Finally the following code allows interactive play. Notice that we need the IO type in promptPlay because we are interacting with the environment.

> promptPlay :: [Int] -> IO (Int,Int)
> promptPlay p = do
> j <- promptInt "Enter pile to draw from" 1 (length p)
> let i = j - 1
> n <- promptDraw (p !! i)
> return (i,n)
>
> promptDraw :: Int -> IO Int
> promptDraw 1 = putStrLn "There is only one object. You take it." >> return 1
> promptDraw n = do
> putStrLn . concat $ ["That pile has ", show n, " objects."]
> promptInt "Enter number to draw" 1 n
>
> parseInt :: String -> Maybe Int
> parseInt = listToMaybe . map fst . reads
>
> inRange :: Int -> Int -> Int -> Maybe Int
> inRange a b n = if a <= n && n <= b then Just n else Nothing
>
> promptInt :: String -> Int -> Int -> IO Int
> promptInt p a b = do
> putStr . concat $ [p, " (", show a, ", ", show b, "): "]
> r <- getLine
> maybe (promptInt p a b) return (parseInt r >>= inRange a b)
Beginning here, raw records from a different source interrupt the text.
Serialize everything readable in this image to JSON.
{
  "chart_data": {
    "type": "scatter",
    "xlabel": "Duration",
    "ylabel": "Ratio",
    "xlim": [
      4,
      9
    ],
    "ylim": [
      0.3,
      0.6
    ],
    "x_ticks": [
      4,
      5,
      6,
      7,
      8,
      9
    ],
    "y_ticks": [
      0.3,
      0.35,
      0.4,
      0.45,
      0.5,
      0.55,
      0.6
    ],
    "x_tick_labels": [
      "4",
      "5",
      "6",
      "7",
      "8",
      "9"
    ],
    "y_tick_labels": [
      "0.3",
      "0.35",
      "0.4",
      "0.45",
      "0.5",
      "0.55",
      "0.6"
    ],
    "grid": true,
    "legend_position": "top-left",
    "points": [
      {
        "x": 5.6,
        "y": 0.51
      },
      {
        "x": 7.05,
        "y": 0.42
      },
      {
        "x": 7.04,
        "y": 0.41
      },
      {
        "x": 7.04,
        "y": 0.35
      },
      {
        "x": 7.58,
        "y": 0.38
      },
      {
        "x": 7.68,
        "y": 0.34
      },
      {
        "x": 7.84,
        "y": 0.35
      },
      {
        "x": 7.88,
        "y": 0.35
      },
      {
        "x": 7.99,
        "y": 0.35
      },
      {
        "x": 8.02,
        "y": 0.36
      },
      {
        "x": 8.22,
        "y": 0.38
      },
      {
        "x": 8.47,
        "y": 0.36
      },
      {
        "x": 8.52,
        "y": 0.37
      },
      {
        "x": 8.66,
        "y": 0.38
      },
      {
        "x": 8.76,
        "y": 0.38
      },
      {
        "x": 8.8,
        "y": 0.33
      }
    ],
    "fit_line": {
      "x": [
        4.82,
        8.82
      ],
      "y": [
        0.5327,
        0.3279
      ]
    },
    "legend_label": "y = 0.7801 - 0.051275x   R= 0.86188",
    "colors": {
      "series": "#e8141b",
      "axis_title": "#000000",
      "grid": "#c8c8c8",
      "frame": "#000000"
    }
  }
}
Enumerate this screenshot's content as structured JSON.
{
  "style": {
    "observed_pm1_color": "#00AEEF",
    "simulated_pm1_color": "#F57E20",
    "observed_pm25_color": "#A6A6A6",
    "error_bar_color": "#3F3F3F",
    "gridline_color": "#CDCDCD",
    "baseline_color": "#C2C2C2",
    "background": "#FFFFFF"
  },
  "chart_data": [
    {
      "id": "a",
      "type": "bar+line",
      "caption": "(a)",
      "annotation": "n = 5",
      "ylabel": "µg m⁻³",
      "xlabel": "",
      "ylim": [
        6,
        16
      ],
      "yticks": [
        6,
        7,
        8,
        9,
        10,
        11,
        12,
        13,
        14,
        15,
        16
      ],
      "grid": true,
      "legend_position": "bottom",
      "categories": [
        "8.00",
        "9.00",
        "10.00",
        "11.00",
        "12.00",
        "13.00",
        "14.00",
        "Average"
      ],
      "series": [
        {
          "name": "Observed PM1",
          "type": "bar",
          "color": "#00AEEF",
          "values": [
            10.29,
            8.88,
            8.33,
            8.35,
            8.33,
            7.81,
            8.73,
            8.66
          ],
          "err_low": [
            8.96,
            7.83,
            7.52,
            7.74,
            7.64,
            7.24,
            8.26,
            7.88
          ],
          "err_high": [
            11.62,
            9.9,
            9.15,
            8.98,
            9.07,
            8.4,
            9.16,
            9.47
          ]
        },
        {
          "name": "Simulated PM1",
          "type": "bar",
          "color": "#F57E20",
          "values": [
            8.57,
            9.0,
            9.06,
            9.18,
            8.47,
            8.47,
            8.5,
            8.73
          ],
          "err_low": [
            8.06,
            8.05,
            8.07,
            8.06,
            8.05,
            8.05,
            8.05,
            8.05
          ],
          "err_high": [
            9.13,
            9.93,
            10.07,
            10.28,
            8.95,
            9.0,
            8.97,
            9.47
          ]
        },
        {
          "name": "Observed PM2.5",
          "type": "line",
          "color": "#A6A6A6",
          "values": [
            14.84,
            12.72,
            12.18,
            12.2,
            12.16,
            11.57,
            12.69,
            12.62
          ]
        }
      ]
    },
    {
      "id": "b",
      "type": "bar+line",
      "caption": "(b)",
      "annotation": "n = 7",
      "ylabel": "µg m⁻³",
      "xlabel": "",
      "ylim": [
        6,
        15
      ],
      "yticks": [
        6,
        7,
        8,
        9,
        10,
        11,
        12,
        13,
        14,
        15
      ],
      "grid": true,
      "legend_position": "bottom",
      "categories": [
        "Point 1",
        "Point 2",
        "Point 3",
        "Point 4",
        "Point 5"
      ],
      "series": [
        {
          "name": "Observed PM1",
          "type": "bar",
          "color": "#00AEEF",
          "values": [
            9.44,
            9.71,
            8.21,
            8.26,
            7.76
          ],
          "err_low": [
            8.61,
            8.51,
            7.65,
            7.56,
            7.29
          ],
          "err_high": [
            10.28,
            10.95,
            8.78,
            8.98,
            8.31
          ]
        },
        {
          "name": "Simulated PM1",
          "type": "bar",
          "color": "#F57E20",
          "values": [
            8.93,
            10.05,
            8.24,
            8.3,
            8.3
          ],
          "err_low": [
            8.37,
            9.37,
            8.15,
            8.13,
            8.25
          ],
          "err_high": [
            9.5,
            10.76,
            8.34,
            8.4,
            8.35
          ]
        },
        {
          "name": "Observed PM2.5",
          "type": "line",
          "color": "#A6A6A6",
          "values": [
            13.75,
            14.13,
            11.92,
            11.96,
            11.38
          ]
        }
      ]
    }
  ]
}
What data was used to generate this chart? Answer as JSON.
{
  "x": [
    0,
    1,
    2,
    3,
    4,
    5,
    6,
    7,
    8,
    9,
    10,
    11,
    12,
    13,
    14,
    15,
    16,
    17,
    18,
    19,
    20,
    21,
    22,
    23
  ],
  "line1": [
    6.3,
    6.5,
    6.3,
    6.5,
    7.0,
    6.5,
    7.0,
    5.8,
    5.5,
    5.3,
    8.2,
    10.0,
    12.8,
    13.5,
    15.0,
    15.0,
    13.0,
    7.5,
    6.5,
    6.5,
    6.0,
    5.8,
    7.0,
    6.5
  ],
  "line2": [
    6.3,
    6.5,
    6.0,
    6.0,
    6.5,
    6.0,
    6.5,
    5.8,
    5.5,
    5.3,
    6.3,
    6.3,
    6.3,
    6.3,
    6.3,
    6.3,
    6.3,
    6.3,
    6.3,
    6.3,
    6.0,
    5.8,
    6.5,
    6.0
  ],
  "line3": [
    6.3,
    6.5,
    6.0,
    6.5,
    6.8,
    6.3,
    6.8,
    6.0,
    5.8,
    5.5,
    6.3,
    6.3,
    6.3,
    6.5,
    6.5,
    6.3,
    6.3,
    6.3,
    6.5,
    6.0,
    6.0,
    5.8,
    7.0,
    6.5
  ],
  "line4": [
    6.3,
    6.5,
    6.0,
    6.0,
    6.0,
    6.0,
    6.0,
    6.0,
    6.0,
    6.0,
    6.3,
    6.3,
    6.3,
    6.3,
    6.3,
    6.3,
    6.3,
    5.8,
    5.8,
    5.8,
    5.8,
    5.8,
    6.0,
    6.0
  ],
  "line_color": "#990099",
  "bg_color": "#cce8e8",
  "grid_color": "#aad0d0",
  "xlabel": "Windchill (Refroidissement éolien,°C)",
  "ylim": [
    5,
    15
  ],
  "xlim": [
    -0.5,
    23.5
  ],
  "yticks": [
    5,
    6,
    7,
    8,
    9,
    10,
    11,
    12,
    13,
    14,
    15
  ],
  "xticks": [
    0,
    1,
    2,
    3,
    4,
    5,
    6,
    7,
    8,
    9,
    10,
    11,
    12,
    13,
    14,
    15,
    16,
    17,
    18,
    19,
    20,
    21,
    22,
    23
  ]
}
(Created with pandoc: pandoc -f markdown+lhs -t html+lhs .\input.lhs -o output.html --offline --webtex)

3 comments:

stylian said...

hello, thanks for that wonderful code. I thing its the first AI on the game of nim on the web. One thing i would like to ask.. After trying to implement your function brutePlay there is a parse error on the input '=' after winningPLays. I am fairly a begginner in haskell. `
Is there something wrong with the code? i cant figure it out..

Thanks

Unknown said...

Hi stylian,

My guess is that some of the spacing changed when pasting the code. You can get the original file from here: http://www.cs.rochester.edu/u/ryates/files/GameNormal.lhs

Ryan

stylian said...

thanks a lot!! my nim game works perfectly :)